Gay men have in large part been prohibited from donating blood since the AIDS epidemic in the 1980s, for fear of contaminating the U.S. blood supply with HIV. The FDA has been easing restrictions over time since.
The FDA is “proposing a change from time-based deferrals to assessing blood donor eligibility using gender-inclusive, individual risk-based questions to reduce the risk of transfusion-transmitted HIV.” That is a change the government says is similar to practices in the United Kingdom and Canada.
“Whether it’s for someone involved in a car accident, or for an individual with a life-threatening illness, blood donations save lives every day,” FDA Commissioner Robert M. Califf, M.D., said. “Maintaining a safe and adequate supply of blood and blood products in the U.S. is paramount for the FDA, and this proposal for an individual risk assessment, regardless of gender or sexual orientation, will enable us to continue using the best science to do so.”
New guidance proposes to eliminate time-based deferrals for “men who have sex with men” and women who have sex with those men.
There will also be an updated questionnaire for potential donors that will ask about “new or multiple sexual partners in the past three months.” Prospective donors who have new or multiple sexual partners in that timeframe would then be asked about history of anal sex. Those who have had anal sex with new or multiple partners in the three-month timeframe would be deferred for blood donation.
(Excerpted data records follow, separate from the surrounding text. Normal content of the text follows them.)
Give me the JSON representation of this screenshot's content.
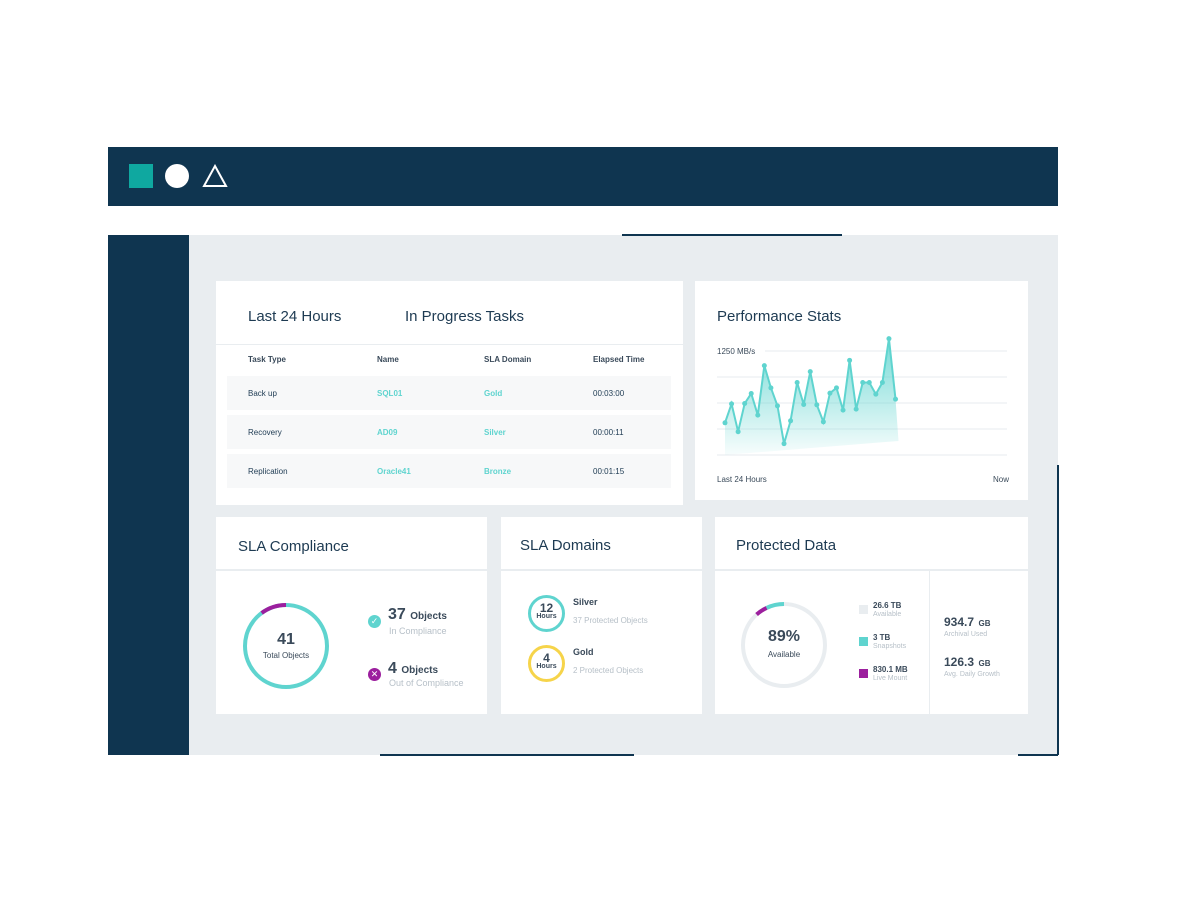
{
  "colors": {
    "navy": "#0f3550",
    "teal": "#5fd4cf",
    "purple": "#9c1f9e",
    "gold": "#f6d44a",
    "bg": "#e9edf0"
  },
  "topbar": {
    "icons": [
      "square-icon",
      "circle-icon",
      "triangle-icon"
    ]
  },
  "tasks": {
    "title_left": "Last 24 Hours",
    "title_right": "In Progress Tasks",
    "columns": [
      "Task Type",
      "Name",
      "SLA Domain",
      "Elapsed Time"
    ],
    "rows": [
      [
        "Back up",
        "SQL01",
        "Gold",
        "00:03:00"
      ],
      [
        "Recovery",
        "AD09",
        "Silver",
        "00:00:11"
      ],
      [
        "Replication",
        "Oracle41",
        "Bronze",
        "00:01:15"
      ]
    ]
  },
  "performance": {
    "title": "Performance Stats"
  },
  "chart_data": {
    "type": "area",
    "title": "Performance Stats",
    "ylabel": "1250 MB/s",
    "xlabel_start": "Last 24 Hours",
    "xlabel_end": "Now",
    "ylim": [
      0,
      1250
    ],
    "xlim": [
      0,
      43
    ],
    "x": [
      0,
      1,
      2,
      3,
      4,
      5,
      6,
      7,
      8,
      9,
      10,
      11,
      12,
      13,
      14,
      15,
      16,
      17,
      18,
      19,
      20,
      21,
      22,
      23,
      24,
      25,
      26
    ],
    "values": [
      387,
      615,
      280,
      619,
      739,
      479,
      1074,
      807,
      591,
      136,
      411,
      871,
      607,
      1002,
      603,
      399,
      743,
      807,
      539,
      1138,
      551,
      871,
      871,
      731,
      871,
      1398,
      671
    ]
  },
  "sla_compliance": {
    "title": "SLA Compliance",
    "total": "41",
    "total_label": "Total Objects",
    "in_value": "37",
    "in_unit": "Objects",
    "in_label": "In Compliance",
    "out_value": "4",
    "out_unit": "Objects",
    "out_label": "Out of Compliance"
  },
  "sla_domains": {
    "title": "SLA Domains",
    "items": [
      {
        "hours": "12",
        "unit": "Hours",
        "name": "Silver",
        "desc": "37 Protected Objects"
      },
      {
        "hours": "4",
        "unit": "Hours",
        "name": "Gold",
        "desc": "2 Protected Objects"
      }
    ]
  },
  "protected": {
    "title": "Protected Data",
    "percent": "89%",
    "percent_label": "Available",
    "legend": [
      {
        "value": "26.6 TB",
        "label": "Available"
      },
      {
        "value": "3 TB",
        "label": "Snapshots"
      },
      {
        "value": "830.1 MB",
        "label": "Live Mount"
      }
    ],
    "archival_value": "934.7",
    "archival_unit": "GB",
    "archival_label": "Archival Used",
    "growth_value": "126.3",
    "growth_unit": "GB",
    "growth_label": "Avg. Daily Growth"
  }
}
Gay men who take pre-exposure prophylaxis (PrEP) or post-exposure prophylaxis (PEP) orally will also be deferred three months from their last dose. Men who use injectable PrEP would be deferred for two years from their last dose. Both of these medications have shown the potential to delay a positive HIV test result, which can present as a false negative in blood donations.
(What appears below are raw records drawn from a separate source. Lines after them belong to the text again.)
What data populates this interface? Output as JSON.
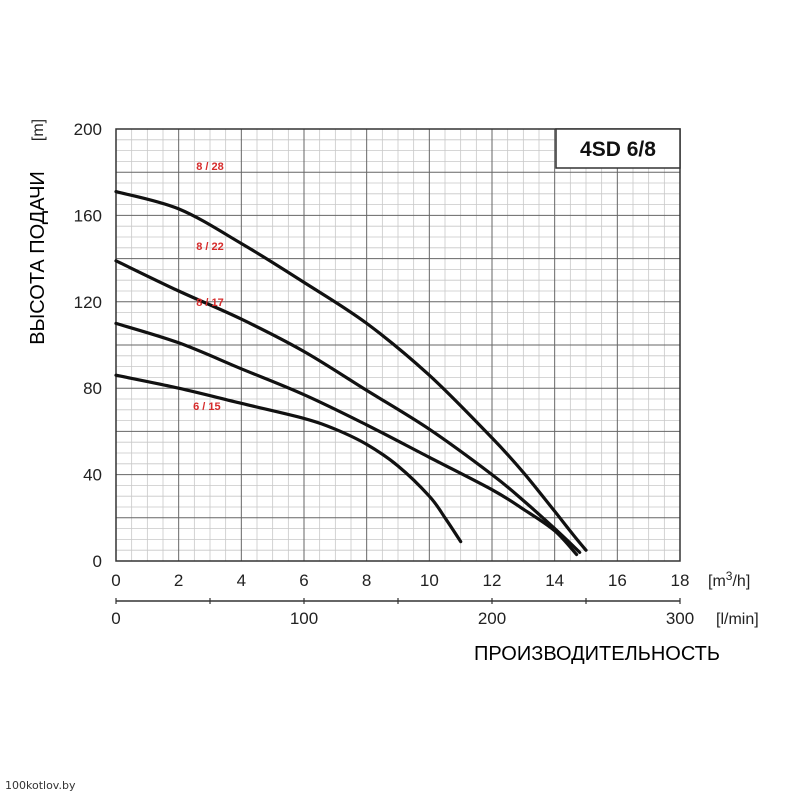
{
  "chart_data": {
    "type": "line",
    "title": "4SD 6/8",
    "ylabel": "ВЫСОТА ПОДАЧИ",
    "ylabel_unit": "[m]",
    "xlabel": "ПРОИЗВОДИТЕЛЬНОСТЬ",
    "xlim": [
      0,
      18
    ],
    "ylim": [
      0,
      200
    ],
    "x_ticks": [
      "0",
      "2",
      "4",
      "6",
      "8",
      "10",
      "12",
      "14",
      "16",
      "18"
    ],
    "x_unit_base": "[m",
    "x_unit_sup": "3",
    "x_unit_tail": "/h]",
    "y_ticks": [
      "0",
      "40",
      "80",
      "120",
      "160",
      "200"
    ],
    "x2_lim": [
      0,
      300
    ],
    "x2_ticks": [
      "0",
      "100",
      "200",
      "300"
    ],
    "x2_unit": "[l/min]",
    "grid": true,
    "label_color": "#d62b2b",
    "line_color": "#111111",
    "series": [
      {
        "name": "8 / 28",
        "x": [
          0,
          2,
          4,
          6,
          8,
          10,
          12,
          13,
          14,
          14.6,
          15.0
        ],
        "y": [
          171,
          163,
          147,
          129,
          110,
          86,
          57,
          41,
          23,
          12,
          5
        ]
      },
      {
        "name": "8 / 22",
        "x": [
          0,
          2,
          4,
          6,
          8,
          10,
          12,
          13,
          14,
          14.8
        ],
        "y": [
          139,
          125,
          112,
          97,
          79,
          61,
          40,
          28,
          15,
          4
        ]
      },
      {
        "name": "8 / 17",
        "x": [
          0,
          2,
          4,
          6,
          8,
          10,
          12,
          13,
          14,
          14.7
        ],
        "y": [
          110,
          101,
          89,
          77,
          63,
          48,
          33,
          24,
          14,
          3
        ]
      },
      {
        "name": "6 / 15",
        "x": [
          0,
          2,
          4,
          6,
          7,
          8,
          9,
          10,
          10.5,
          11.0
        ],
        "y": [
          86,
          80,
          73,
          66,
          61,
          54,
          44,
          30,
          20,
          9
        ]
      }
    ]
  },
  "watermark": "100kotlov.by"
}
The guidance would continue to ban all persons who have tested positive for HIV, and blood donations will continue to be tested for “transfusion-transmitted” infections like HIV, hepatitis B, and hepatitis C.
“Our approach to this work has always been, and will continue to be, based on the best available science and data,” FDA Center for Biologics Evaluation and Research director Peter Marks, M.D., Ph.D., said. “Over the years, this data-driven process has enabled us to revise our policies thereby increasing those eligible to donate blood while maintaining appropriate safeguards to protect recipients.”
“We will continue to follow the best available scientific evidence to maintain an adequate supply of blood and minimize the risk of transmitting infectious diseases and are committed to finalizing this draft guidance as quickly as possible,” Marks concluded.